RECHTBANK ZUTPHEN
Sector Straf
Meervoudige kamer
Parketnummers: 06/950328-10 en 06/800279-09 (TUL)
Uitspraak d.d. 1 oktober 2010
Tegenspraak / dip
[verdachte A],
geboren te [plaats] (Turkije) op [1972],
wonende te [plaats],
thans verblijvende in het huis van bewaring te Doetinchem.
Raadsman: mr. Y. Quint, advocaat te 's-Hertogenbosch.
Dit vonnis is gewezen naar aanleiding van het onderzoek op de terechtzitting van 17 september 2010.
Aan verdachte is ten laste gelegd dat:
hij op een of meer tijdstippen gelegen in de periode van 1 januari 2009 tot en met 7 juni 2010
in de gemeente Winterswijk en/of elders in Nederland, althans in Nederland, (telkens) tezamen en in vereniging met een ander of anderen, althans alleen, (telkens) opzettelijk heeft vervoerd en/of verkocht en/of afgeleverd en/of verstrekt aan [naam A] en/of [naam B] en/of [naam C] en/of [naam D] en/of [naam E] en/of [naam F] en/of [naam G] en/of aan [naam H] en/of
[naam I] en/of [naam J] en/of [naam K] en/of [naam L] en/of een of meer andere (niet nader te noemen) personen, in elk geval (telkens) opzettelijk aanwezig heeft gehad, een hoeveelheid hennep, zijnde hennep een middel als bedoeld in de bij de Opiumwet behorende lijst II, dan wel aangewezen krachtens het vijfde lid van artikel 3a van die wet;
art 3 ahf/ond B Opiumwet
art 47 lid 1 ahf/sub 1 Wetboek van Strafrecht
Taal- en/of schrijffouten
Voor zover in de tenlastelegging taal- en/of schrijffouten en/of kennelijke omissies voorkomen, zijn deze in de bewezenverklaring verbeterd.
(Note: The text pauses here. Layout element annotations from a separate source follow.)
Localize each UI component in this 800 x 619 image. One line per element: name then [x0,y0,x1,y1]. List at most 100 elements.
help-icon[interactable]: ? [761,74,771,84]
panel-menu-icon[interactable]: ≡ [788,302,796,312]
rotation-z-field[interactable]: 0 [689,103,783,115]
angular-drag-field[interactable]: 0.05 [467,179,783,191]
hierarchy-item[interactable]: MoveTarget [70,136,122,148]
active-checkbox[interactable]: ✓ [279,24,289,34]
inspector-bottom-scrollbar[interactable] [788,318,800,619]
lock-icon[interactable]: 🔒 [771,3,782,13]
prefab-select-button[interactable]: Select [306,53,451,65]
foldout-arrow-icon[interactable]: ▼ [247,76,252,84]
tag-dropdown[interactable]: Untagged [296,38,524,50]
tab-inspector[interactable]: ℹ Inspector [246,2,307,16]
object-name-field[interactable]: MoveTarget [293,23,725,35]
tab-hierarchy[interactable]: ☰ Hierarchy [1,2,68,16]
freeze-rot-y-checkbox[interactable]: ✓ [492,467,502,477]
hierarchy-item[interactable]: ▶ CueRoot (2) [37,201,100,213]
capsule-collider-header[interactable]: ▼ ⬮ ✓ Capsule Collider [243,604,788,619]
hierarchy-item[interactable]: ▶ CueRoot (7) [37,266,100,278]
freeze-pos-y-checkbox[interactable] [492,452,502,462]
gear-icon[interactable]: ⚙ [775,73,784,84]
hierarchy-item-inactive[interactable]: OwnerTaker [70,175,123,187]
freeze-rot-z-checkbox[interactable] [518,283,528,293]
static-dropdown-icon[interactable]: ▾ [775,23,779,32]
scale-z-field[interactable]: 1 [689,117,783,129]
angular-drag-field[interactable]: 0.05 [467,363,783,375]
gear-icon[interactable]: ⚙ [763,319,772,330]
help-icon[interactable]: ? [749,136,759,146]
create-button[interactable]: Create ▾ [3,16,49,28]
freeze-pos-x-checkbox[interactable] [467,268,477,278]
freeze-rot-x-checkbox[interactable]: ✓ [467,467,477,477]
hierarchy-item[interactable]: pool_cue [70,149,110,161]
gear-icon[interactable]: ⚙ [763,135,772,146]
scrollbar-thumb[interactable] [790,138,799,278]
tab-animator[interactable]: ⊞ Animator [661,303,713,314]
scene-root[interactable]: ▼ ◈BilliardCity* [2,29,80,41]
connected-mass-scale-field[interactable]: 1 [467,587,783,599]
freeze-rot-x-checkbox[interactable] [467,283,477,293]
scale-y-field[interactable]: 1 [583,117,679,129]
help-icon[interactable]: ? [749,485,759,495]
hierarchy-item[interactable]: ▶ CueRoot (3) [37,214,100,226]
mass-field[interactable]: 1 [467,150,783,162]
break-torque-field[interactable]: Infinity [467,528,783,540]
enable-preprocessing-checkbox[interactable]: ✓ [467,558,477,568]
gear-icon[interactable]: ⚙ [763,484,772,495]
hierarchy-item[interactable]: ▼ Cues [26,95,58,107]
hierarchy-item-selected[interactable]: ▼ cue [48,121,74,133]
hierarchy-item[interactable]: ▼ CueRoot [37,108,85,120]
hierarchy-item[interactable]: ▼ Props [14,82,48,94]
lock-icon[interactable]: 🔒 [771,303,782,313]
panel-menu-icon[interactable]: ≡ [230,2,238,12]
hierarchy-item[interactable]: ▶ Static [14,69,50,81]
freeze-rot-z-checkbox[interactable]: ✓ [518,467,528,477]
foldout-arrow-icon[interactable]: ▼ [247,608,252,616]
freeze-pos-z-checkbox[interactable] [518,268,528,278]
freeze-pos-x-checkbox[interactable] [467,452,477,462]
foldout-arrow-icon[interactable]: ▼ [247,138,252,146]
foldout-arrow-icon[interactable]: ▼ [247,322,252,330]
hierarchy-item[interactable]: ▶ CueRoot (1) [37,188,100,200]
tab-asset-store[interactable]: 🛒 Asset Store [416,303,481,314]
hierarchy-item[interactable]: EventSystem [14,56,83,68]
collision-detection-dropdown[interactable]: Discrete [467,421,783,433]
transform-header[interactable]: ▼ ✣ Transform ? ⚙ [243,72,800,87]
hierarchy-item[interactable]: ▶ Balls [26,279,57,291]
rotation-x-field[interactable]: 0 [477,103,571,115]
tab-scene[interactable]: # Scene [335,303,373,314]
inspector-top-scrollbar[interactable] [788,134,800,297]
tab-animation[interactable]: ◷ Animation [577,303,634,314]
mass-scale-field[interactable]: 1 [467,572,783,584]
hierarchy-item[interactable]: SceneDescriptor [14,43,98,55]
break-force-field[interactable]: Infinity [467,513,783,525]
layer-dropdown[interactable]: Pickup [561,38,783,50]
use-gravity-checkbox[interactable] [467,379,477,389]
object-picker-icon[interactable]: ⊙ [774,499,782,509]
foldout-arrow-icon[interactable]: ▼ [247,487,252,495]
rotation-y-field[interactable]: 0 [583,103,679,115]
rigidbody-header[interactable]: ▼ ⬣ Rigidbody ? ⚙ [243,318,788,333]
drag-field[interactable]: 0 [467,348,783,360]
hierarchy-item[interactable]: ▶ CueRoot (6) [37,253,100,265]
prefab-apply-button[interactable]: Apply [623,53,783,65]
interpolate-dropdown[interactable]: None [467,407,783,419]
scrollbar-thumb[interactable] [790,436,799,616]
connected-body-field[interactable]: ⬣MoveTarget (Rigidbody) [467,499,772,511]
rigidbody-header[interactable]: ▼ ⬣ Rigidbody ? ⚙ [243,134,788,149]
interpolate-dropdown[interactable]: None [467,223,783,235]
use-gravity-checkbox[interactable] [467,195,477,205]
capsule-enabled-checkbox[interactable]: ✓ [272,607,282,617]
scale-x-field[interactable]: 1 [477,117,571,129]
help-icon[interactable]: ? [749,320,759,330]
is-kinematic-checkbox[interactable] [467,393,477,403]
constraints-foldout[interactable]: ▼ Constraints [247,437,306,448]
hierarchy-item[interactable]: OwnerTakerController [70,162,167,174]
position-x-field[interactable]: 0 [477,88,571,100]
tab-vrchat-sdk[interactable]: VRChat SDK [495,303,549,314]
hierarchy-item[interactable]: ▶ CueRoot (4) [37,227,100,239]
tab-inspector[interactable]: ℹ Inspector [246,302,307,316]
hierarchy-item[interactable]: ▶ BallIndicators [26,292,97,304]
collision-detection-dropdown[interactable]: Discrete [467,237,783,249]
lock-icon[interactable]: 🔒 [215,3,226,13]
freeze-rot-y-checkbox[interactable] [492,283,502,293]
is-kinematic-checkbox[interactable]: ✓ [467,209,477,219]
De verdachte is daardoor niet geschaad in de verdediging.
Overwegingen ten aanzien van het bewijs1
Aanleiding van het onderzoek
Op 15 december 2009 heeft de politie twee Duitsers aangehouden in Winterswijk die verklaarden aldaar weed te hebben gekocht van verdachte, [medeverdachte B] en [medeverdachte C]. Op 23 december 2009 vond een aanhouding plaats van twee Duitsers te Winterswijk die verklaarden aldaar weed te hebben gekocht van verdachte. Na overleg tussen justitie en de politie werd op 7 april 2010 een onderzoek gestart naar verdachte, [medeverdachte B] en [medeverdachte C]. Daarbij werd gebruik gemaakt van telefoontaps en observaties. Op 7 juni 2010 is verdachte aangehouden op verdenking van overtreding van artikel 3, aanhef en onder B, van de Opiumwet.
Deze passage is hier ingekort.